After the race, Russell said had it been anyone other than his team-mate, he would have run them off the track – although Brundle argues the same courtesy was not shown by Hamilton.

“Verstappen was very smart away from pole position in heading to the dusty but more easily defended right-hand side of the track,” Brundle wrote in his column for Sky F1.

“This played nicely into the hands of second-placed qualifier George Russell, who gladly accepted the slipstream until he was obliged to move left and partly alongside.

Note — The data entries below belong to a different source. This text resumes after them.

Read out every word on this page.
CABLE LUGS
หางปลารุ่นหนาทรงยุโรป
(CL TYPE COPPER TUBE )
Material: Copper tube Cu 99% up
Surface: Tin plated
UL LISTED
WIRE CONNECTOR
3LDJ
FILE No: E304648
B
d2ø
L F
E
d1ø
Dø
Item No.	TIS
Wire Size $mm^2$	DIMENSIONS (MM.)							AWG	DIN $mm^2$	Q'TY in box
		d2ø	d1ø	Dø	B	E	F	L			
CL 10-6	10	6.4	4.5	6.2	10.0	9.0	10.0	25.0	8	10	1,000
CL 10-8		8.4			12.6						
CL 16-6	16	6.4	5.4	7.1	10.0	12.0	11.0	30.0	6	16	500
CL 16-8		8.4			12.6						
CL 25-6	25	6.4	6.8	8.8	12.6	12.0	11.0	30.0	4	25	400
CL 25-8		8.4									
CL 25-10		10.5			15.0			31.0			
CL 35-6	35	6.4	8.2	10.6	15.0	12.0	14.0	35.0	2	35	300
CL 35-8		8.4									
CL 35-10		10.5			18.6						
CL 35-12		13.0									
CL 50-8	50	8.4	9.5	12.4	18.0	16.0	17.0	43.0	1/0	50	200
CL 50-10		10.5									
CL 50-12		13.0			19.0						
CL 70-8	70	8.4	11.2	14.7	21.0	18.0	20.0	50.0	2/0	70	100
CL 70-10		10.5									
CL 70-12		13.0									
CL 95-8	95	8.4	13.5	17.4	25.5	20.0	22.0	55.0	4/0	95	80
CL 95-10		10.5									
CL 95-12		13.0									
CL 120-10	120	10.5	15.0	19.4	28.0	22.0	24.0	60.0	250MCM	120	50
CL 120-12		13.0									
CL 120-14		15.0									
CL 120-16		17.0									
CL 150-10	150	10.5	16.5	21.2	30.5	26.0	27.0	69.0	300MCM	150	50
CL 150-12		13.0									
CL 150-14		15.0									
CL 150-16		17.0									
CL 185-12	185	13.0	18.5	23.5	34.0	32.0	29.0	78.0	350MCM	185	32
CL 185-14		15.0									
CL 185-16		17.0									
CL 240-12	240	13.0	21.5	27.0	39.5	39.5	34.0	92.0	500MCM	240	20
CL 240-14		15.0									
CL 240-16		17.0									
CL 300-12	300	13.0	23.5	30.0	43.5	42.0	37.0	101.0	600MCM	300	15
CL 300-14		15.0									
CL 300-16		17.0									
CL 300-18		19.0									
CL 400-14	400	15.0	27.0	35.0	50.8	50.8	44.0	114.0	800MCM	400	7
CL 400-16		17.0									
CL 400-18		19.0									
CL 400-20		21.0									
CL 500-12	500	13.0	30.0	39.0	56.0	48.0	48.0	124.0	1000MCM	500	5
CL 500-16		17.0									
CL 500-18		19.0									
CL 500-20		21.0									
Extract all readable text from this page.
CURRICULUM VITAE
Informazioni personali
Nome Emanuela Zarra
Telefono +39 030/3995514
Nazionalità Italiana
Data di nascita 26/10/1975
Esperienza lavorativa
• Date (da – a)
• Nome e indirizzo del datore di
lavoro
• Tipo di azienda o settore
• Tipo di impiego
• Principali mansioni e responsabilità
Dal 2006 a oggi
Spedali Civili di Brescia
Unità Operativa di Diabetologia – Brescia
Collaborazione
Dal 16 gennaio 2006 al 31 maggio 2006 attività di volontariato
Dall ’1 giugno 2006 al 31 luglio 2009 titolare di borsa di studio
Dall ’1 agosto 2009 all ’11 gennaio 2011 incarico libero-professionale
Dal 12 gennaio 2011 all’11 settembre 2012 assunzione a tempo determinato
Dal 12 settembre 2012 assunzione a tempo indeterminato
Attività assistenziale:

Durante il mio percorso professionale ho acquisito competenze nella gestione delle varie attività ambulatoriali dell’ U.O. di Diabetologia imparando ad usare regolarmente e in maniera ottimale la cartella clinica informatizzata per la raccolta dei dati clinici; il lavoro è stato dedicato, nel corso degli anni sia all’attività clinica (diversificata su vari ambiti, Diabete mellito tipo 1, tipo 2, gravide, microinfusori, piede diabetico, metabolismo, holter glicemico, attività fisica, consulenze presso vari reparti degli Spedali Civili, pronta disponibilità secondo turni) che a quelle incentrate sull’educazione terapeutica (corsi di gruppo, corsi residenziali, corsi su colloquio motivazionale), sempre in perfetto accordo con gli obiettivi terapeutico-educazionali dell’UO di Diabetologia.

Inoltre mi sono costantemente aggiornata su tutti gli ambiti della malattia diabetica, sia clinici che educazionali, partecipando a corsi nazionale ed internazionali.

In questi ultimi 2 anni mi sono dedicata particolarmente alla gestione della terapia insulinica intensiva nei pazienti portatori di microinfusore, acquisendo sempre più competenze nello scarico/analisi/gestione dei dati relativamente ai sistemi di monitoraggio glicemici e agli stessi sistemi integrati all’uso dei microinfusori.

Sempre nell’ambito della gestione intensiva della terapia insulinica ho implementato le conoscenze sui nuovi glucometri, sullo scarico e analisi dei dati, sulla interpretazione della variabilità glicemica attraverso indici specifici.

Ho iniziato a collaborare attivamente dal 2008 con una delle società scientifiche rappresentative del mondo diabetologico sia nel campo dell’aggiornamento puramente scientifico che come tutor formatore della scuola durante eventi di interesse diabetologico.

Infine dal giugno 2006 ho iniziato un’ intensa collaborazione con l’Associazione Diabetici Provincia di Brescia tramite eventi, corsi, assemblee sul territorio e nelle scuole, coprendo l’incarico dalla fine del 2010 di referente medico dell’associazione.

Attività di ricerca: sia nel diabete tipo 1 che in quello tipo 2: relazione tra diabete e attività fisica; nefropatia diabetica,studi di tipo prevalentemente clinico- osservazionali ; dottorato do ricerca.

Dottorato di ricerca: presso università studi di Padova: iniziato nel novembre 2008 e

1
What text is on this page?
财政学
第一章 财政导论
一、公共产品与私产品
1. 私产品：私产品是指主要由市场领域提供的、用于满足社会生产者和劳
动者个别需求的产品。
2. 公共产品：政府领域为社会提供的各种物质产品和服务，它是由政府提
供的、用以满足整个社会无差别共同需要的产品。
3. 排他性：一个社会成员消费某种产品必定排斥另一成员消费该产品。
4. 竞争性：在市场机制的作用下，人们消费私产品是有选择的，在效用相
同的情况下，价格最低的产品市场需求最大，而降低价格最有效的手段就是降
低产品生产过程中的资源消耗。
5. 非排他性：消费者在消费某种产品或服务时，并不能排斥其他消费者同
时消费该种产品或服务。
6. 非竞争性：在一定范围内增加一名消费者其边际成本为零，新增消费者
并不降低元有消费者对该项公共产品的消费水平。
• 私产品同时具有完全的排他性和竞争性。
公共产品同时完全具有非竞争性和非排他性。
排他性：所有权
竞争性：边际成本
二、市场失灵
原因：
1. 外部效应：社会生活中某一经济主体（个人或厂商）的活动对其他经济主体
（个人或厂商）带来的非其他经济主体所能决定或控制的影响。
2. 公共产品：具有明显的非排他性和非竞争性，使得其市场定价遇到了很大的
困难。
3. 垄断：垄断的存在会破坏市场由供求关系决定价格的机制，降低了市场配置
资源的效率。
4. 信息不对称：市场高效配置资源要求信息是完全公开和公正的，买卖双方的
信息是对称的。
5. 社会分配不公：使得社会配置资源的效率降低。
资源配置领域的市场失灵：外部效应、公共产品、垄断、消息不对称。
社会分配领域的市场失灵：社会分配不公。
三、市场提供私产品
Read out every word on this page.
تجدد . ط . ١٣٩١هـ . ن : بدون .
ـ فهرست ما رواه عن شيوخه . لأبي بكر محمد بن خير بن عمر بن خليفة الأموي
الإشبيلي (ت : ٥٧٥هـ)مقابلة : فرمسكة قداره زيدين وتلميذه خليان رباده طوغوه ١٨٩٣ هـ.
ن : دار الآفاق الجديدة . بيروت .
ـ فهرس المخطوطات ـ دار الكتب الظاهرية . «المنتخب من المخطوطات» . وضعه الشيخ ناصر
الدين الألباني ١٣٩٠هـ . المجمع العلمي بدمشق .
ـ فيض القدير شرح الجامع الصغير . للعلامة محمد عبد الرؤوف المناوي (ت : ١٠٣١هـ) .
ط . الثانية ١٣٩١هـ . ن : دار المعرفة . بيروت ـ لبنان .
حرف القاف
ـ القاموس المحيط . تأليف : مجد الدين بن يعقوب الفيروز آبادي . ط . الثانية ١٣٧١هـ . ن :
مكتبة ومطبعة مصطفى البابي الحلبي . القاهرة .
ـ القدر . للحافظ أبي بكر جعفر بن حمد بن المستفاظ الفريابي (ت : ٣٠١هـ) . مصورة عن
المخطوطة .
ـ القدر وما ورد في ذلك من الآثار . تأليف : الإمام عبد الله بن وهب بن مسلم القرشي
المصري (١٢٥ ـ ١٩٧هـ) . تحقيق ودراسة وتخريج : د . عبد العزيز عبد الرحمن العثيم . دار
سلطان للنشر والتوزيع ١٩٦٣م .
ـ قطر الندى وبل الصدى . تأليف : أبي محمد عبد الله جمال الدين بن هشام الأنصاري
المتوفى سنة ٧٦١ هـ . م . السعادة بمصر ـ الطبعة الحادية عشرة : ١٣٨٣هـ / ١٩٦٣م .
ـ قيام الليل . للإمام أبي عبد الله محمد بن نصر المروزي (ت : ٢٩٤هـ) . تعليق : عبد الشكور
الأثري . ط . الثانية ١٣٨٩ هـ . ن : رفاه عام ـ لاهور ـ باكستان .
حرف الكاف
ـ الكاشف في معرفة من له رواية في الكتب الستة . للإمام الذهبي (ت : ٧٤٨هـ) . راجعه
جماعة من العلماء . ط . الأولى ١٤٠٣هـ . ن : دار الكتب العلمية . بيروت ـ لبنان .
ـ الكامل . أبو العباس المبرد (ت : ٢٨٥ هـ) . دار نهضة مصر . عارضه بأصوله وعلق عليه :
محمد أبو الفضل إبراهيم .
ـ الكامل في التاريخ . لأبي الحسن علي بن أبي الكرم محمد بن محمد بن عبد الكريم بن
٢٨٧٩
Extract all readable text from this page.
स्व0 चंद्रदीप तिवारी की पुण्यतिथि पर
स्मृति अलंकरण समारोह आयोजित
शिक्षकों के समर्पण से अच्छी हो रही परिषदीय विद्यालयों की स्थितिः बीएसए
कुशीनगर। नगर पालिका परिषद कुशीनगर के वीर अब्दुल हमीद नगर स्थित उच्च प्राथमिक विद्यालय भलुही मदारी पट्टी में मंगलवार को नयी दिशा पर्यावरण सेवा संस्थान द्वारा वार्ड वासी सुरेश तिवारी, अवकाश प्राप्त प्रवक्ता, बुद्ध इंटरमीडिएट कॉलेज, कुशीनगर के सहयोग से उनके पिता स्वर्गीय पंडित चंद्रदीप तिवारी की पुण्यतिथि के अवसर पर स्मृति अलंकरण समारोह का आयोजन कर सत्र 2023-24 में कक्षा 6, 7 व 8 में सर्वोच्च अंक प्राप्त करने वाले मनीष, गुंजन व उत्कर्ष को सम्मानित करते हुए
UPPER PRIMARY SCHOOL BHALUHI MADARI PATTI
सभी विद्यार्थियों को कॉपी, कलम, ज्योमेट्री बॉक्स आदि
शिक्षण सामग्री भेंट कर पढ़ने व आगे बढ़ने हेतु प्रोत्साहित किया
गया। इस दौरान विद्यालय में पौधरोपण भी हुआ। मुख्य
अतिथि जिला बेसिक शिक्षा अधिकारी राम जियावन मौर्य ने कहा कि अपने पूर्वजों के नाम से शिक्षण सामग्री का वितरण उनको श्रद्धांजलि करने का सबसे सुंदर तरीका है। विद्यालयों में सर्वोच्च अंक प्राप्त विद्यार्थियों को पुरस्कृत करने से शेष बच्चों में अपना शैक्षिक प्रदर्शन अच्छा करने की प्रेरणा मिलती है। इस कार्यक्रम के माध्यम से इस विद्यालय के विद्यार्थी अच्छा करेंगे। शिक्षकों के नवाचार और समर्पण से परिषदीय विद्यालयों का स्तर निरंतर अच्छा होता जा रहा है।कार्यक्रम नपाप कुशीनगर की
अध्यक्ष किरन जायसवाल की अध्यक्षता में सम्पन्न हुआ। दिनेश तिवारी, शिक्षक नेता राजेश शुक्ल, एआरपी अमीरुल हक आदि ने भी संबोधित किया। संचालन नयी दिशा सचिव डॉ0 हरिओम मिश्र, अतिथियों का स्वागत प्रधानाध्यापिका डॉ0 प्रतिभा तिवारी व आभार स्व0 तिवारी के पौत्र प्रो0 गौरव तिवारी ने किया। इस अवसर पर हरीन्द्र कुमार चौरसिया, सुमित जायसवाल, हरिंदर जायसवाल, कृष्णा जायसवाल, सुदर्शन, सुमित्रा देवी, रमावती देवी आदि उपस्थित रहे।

“Having had a few skirmishes recently, not least seven days earlier in Austin, George was generous with space on the inside of Turn 1 for his team-mate Lewis Hamilton and again in Turn 2, but didn’t receive the same courtesy swinging right through Turn 3 as he was squeezed wide and bounced over the kerb.

“The Ferrari boys were flying in side-by-side formation behind trying to scavenge some places, but in reality those first few corners decided the running order for the rest of the day – Verstappen, Hamilton, Perez, Russell, [Carlos] Sainz and [Charles] Leclerc. The 800-metre run to, and through, the first chicane defined the race.”

Max Verstappen leads the Mexican Grand Prix. Mexico City, October 2022. Credit: Alamy
Max Verstappen leads the Mexican Grand Prix. Mexico City, October 2022. Credit: Alamy

Brundle feels it has now been a couple of years when the racing action in Mexico has not done justice to the great atmosphere.

The podium of Verstappen, Hamilton and Perez, in that order, was a repeat of the result in 2021 at that venue.

“There’s a lot of hype and energy around the Mexican GP and there’s always a festival atmosphere created by the fiercely partisan crowd willing Sergio Perez along,” Brundle added.

“If you took away that, along with the 55,000-seat stadium area and dramatic podium, we have to concede the racing has not been especially good at this track of late.

“In fact, the top three finishers of Max Verstappen, Lewis Hamilton and Sergio Perez were identical to last year with very similar and unexciting gaps. To further underline that, Ferrari were once again a distant fifth and sixth, albeit with Sainz ahead of Leclerc this time.

“With the six fastest cars in the top six having disposed of Valtteri Bottas’ impressively qualified Alfa Romeo early doors, it promised to be quite something – but major excitement sadly failed to materialise.”